From November 1 to 12, 2021, all international routes will head to the Climate Change Conference (COP26) in Glasgow, United Kingdom.
Ahead of the much-anticipated conference, the global wind energy industry is the unlikely dark horse to hog the spotlight.
Speaking after a successful launch of the Global Wind Energy Council (GWEC) in March, its newly CEO Ben Backwell, said members agreed to ramp up efforts to decarbonise the world with clean energy technology.
The Food and Agriculture Organisation (FAO) earlier in the year entered into an agreement with the International Renewable Energy Agency (IRENA) to aid the agri-food industry.
“Renewable energy is essential for agri-food systems transformation, climate resilience and net-zero strategies. Through our collaboration, we aim to generate and share knowledge, innovative products and technologies, as well as data and information. This agreement will allow us to strengthen the role of renewable energy within FAO’s Initiatives,” Qu Dongyu, FAO Director-General said in a statement after a virtual MOU was signed in January.

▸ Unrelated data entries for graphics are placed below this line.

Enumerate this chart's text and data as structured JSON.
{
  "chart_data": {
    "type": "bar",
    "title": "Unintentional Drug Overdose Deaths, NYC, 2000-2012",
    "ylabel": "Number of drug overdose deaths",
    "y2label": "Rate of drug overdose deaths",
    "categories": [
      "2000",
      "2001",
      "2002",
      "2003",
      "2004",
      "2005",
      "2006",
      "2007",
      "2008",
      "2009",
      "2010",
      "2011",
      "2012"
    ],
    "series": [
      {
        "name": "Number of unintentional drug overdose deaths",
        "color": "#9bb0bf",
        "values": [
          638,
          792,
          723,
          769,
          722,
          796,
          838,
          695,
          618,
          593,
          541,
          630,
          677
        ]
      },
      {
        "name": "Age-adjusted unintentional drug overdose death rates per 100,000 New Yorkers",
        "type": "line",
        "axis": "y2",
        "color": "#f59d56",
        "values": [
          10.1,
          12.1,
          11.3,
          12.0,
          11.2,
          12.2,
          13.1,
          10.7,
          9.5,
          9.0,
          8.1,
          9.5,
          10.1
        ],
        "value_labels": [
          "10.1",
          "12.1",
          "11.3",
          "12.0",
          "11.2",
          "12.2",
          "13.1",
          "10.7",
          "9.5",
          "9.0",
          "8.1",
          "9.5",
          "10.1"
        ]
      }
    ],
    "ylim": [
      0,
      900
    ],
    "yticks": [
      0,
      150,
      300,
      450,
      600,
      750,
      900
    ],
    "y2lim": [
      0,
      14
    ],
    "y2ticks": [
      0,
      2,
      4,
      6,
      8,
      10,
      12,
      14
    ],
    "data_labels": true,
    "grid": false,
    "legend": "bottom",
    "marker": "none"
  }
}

Countries such as Spain, United States, Vietnam, China reported productivity using wind energy with other planning to double wind power.
In South Africa’s case, only a handful of players are involved in wind farming. It is however hoped that the gazetted amendments to the Electricity Regulations on New Generation Capacity, as announced in September 2020, will provide municipalities to either develop or obtain their own power-generation capacity from Independent Power Producers (IPP’s).
South African Wind Energy Association (SAWEA), a member of GWEC, welcome the amendments proposed by the energy department.
“This decentralized way of procuring power is a step closure to a broader energy transition that the country needs to increase its power generation, which will sustain local economic activity and can further support the farming community,” said Ntombifuthi Ntuli, CEO of SAWEA.
According to SAWEA, there was vast potential for farmers to generate additional incomes more particularly in leasing their land to wind producers as the price of fuel and electricity in the country was ballooning.
Besides this benefit, ‘building wind energy hubs’ was a favoured approach by GWEC, to rally government and commit to targets. For agriculture, wind energies have no emissions and preserves water making it ideal for drought resistance.
Installing wind turbine technologies in rural communities has the potential to create jobs in manufacturing and introduce a new set of skill wind turbine technicians.
The Department of Minerals and Energy recently announced 8 preferred bidders that will provide energy solutions in Solar PV, Wind, Liquified natural gas and battery storage.
“In October 2020, in response to the President’s directives on the Recovery Plan, we set ourselves a target of Thirteen Thousand Eight Hundred and Thirteen megawatts (13 813 MW), to be delivered from a mix of energy sources” said the Minister of Minerals and Energy Gwede Mantashe.
The National Energy Regulator of South Africa (NERSA) concurred with a Section 34 Determination to procure Eleven Thousand Eight Hundred and Thirteen (11 813), 4 800 megawatts reserved for wind energy.